There is a battle brewing in the trucking industry between safety advocates and those looking to enhance the field’s profitability, and it is Alabama and the nation’s truck drivers and motorists who may suffer most as a result. Per BOSS magazine, 2014 was a harrowing year for commercial truckers, as it saw the number of truck-driver fatalities in America rise for the fifth consecutive time, with 761 truckers losing their lives on the job that year alone.
To address the growing number of driver deaths and injuries, and also, associated rising insurance costs, new truck safety features are becoming increasingly mainstream. In-cab cameras are becoming more and more common, and auto-braking technology is also gaining steam among American trucking companies. Some truck drivers and others with ties to the industry feel that driver-facing cameras, which are also growing in popularity, are too invasive. This allegation caused one national retailer to try technology that would only turn the camera on after a sharp turn, hard brake or similar action.

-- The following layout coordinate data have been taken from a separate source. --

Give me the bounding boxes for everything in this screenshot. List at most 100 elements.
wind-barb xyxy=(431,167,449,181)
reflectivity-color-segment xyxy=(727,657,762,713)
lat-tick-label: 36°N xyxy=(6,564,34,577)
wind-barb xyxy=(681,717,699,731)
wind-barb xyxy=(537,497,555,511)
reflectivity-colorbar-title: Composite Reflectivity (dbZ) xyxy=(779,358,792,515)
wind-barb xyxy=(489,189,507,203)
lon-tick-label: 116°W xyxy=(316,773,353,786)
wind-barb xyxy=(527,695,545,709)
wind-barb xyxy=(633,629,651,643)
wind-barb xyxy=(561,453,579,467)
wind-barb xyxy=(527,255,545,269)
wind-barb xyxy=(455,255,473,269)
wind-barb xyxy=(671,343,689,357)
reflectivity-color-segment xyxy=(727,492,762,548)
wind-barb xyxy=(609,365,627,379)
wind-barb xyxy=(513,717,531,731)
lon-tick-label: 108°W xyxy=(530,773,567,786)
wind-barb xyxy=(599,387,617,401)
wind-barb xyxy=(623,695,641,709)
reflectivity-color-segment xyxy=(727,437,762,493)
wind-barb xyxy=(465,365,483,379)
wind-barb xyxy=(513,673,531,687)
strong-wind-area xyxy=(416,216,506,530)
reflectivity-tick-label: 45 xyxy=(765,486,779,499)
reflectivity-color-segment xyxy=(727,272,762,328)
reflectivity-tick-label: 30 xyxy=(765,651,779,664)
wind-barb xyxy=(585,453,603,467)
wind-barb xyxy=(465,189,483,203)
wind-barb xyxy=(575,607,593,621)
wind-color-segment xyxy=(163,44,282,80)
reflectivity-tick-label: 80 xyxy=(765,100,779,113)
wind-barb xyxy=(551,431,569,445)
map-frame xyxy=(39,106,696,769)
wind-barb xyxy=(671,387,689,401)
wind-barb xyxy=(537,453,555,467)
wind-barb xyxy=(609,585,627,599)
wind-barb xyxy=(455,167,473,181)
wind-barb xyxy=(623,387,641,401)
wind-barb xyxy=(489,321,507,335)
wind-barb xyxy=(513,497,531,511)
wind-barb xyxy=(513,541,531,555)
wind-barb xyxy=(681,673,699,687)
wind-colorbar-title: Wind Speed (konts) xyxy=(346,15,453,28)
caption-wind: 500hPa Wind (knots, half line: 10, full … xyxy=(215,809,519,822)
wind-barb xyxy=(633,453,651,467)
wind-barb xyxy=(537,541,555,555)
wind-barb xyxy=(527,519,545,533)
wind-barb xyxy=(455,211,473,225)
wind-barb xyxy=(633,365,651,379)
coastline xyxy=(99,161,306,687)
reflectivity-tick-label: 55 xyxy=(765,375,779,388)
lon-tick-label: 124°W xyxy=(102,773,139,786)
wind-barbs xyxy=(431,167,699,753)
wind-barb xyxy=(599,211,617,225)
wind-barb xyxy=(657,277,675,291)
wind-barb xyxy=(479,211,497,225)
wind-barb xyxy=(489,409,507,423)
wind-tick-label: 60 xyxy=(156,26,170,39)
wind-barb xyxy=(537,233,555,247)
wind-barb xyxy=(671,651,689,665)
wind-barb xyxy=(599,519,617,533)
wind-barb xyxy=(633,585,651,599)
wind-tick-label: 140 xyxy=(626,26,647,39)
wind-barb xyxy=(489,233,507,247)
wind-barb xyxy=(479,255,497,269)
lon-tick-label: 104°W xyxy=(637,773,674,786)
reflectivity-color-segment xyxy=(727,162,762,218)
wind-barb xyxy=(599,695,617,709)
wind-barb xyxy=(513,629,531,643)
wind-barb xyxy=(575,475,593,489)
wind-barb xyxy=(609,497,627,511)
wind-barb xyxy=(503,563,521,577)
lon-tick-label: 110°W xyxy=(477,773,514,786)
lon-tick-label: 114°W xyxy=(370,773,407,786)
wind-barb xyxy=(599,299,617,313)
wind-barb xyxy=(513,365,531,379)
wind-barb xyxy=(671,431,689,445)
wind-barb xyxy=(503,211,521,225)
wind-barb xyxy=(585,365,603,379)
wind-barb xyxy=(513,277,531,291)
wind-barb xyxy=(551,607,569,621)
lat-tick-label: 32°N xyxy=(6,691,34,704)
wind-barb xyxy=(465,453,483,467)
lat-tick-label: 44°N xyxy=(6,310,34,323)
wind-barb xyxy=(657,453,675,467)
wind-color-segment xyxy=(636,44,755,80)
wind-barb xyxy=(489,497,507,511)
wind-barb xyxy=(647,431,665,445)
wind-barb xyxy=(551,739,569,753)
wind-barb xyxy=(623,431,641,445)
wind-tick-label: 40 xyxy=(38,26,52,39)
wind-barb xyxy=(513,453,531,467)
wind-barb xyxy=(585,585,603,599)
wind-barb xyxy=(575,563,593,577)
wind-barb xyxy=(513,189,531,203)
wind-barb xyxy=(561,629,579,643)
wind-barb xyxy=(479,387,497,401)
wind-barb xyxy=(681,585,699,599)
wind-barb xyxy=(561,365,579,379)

Other innovations that may make their way into the commercial-trucking mainstream include an app that would allow truck drivers to get gas without actually having to exit their trucks. The app, designed by one of the nation’s leading auto retailers, would also record important information about drivers’ actions that could be used to back up or refute insurance claims.
While such technologies are intended to reduce accidents and associated injuries and deaths, some lobbyists for major trucking companies are working to see that many of the proposed new safety regulations and innovations do not see the light of day. A recent example involves a proposed mandate known as the “restart rule,” which would have required truckers to take mandatory, 34-hour breaks after meeting certain work criteria. The rule was vehemently opposed by some of the nation’s largest trucking organizations, and it is not currently in effect as a result.